Capítulo 545: Sembrar la Discordia
"Disculpa, pero el Ave Roja no está bajo mi mando." El Dragón Azul me miró con expresión inescrutable. "Ya te he devuelto la cordura. Aquí nos despedimos."
Aunque sabía que no podía irme en ese momento.
El Dragón Azul rara vez se mostraba, y sin embargo, en ese instante aparecía en las afueras de la ciudad, junto al cuerpo de Qi Xia.
¿Qué pretendía?
Al ver que no tenía intención de irme, el Dragón Azul dejó de hablar, volvió a mirar a Qi Xia y, poco después, su expresión cambió. Entonces alargó la mano y tocó el cuello de Qi Xia.
"¿Aún no ha muerto...?" murmuró para sí.
"Dragón Azul... ¿por qué has venido aquí?" No pude contenerme y le pregunté la duda que me carcomía por dentro. Después de todo, el Dragón Azul era más accesible que el Dragón Celestial, y era una oportunidad poco común.
"Yo..."
La voz del Dragón Azul, mitad masculina, mitad femenina, resonó en su garganta.

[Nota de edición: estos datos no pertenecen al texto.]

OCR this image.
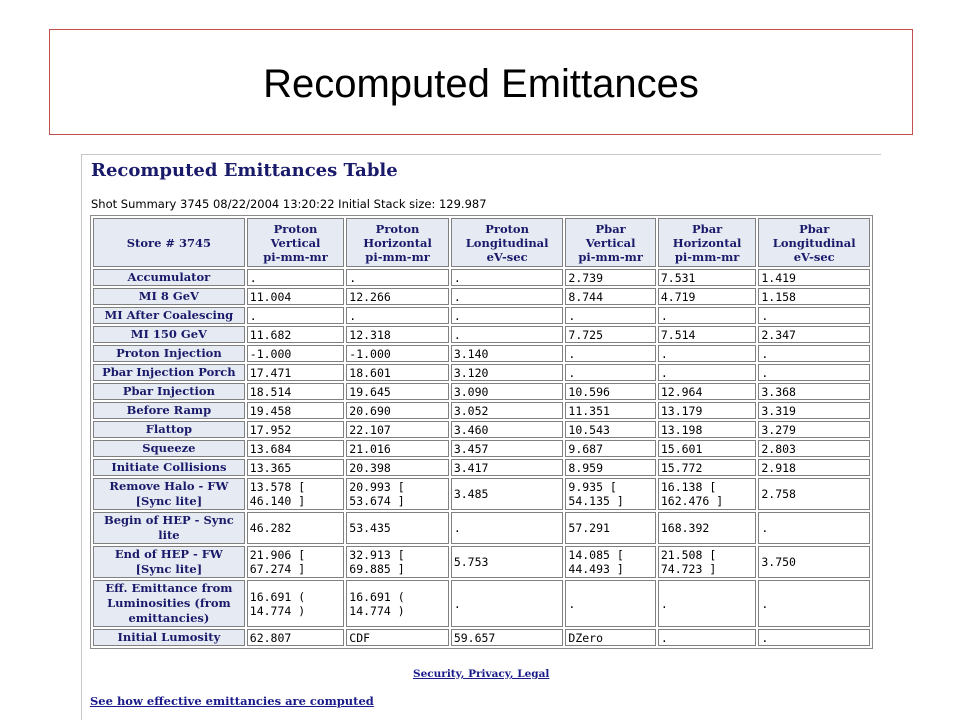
Recomputed Emittances
Recomputed Emittances Table
Shot Summary 3745 08/22/2004 13:20:22 Initial Stack size: 129.987
Store # 3745	Proton
Vertical
pi-mm-mr	Proton
Horizontal
pi-mm-mr	Proton
Longitudinal
eV-sec	Pbar
Vertical
pi-mm-mr	Pbar
Horizontal
pi-mm-mr	Pbar
Longitudinal
eV-sec
Accumulator	.	.	.	2.739	7.531	1.419
MI 8 GeV	11.004	12.266	.	8.744	4.719	1.158
MI After Coalescing	.	.	.	.	.	.
MI 150 GeV	11.682	12.318	.	7.725	7.514	2.347
Proton Injection	-1.000	-1.000	3.140	.	.	.
Pbar Injection Porch	17.471	18.601	3.120	.	.	.
Pbar Injection	18.514	19.645	3.090	10.596	12.964	3.368
Before Ramp	19.458	20.690	3.052	11.351	13.179	3.319
Flattop	17.952	22.107	3.460	10.543	13.198	3.279
Squeeze	13.684	21.016	3.457	9.687	15.601	2.803
Initiate Collisions	13.365	20.398	3.417	8.959	15.772	2.918
Remove Halo - FW [Sync lite]	13.578 [ 46.140 ]	20.993 [ 53.674 ]	3.485	9.935 [ 54.135 ]	16.138 [ 162.476 ]	2.758
Begin of HEP - Sync lite	46.282	53.435	.	57.291	168.392	.
End of HEP - FW [Sync lite]	21.906 [ 67.274 ]	32.913 [ 69.885 ]	5.753	14.085 [ 44.493 ]	21.508 [ 74.723 ]	3.750
Eff. Emittance from Luminosities (from emittancies)	16.691 ( 14.774 )	16.691 ( 14.774 )	.	.	.	.
Initial Lumosity	62.807	CDF	59.657	DZero	.	.
Security, Privacy, Legal
See how effective emittancies are computed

Luego guardó silencio unos segundos, movió ligeramente un dedo, y sentí que ambos quedamos envueltos en un extraño campo de fuerza, sin oír ningún sonido a nuestro alrededor.
"Xu Liunian, hazme un favor."
"¿Qué...?"
Se puso de pie, volvió a extender la mano y tocó mi frente. Al instante, la imagen de una mujer desconocida apareció en mi mente.
"Usa tu 'Resonancia' para transformarte en la apariencia de esta mujer", dijo el Dragón Azul con tono que no admitía réplica. "Este hombre aún no ha muerto. Preséntate ante él."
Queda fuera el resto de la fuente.